My older brother rises from his seat. Salinger’s voice drops. “You need to take him back to NYC, Crawford.”

“I’m not fucking crazy. This is a logical response to someone trying to steal my stuff.” I know I’m too loud.

My brothers look at me in concern.

“She’s probably over there right now.”

“We can’t just roll over there,” Faulkner says uncertainly.

“That’s exactly what we need to do. We need to go get her and destroy him.” I slam my fist on the table. “She doesn’t get to love anyone except me.”

My brothers seem worried.

Crawford is still. He’s got a knife in his hand. “Just trade Knox to a different team,” my brother says carefully. “That’s what I’d do.”

“Oh, so did you know about this?” I round on McCarthy.

“What the fuck? You’re crazy. He’s crazy!” McCarthy complains.

My brothers are acting like they did when our father would fly into one of his paranoid delusions.

“I’m not crazy!” I howl.

The window cracks as I slam McCarthy against it. Hawthorne yanks him back, and they hold their breath, waiting for the window to shatter.

“Get him out of here!” Salinger yells. “He’s going to kill someone.”

“You need to lock him up,” Whitman demands.

“He needs a twenty-four-hour cool-off period.”

I struggle against Salinger. “I’m going to make her love me.”

“Whoa.”

“You don’t understand!” I scream as Crawford and Salinger hold me down on the ground. “She belongs to me!”

Faulkner, for once in his life, looks scared of me.

I should feel bad, but I can’t. I’ve completely lost the leash on my temper.
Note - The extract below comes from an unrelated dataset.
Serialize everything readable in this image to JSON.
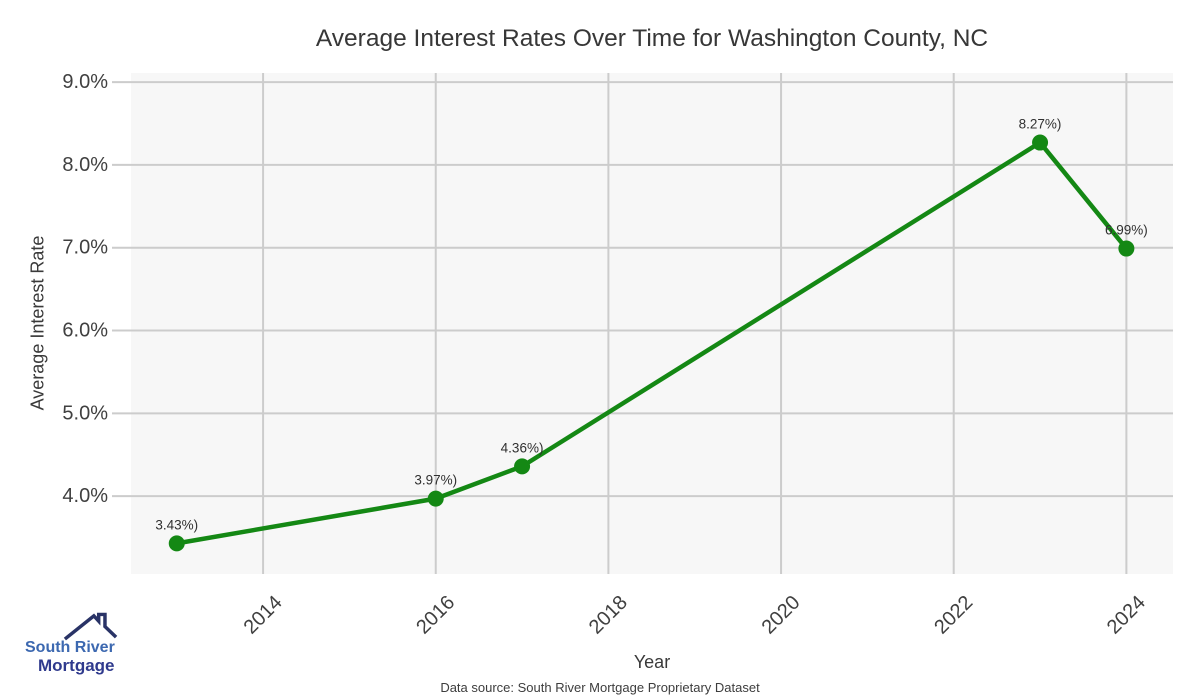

I fight them off, getting Salinger in the stomach. Crawford grunts when I headbutt him. I throw him into the table. Plates fall, breaking on the floor.

I pick up a shard, have it in my hand.

“She’s my stuff. She doesn’t get to just leave me.” I walk backward away from them. “She’s mine. I decide when I’m done with her. And if I can’t have her, no one else can.”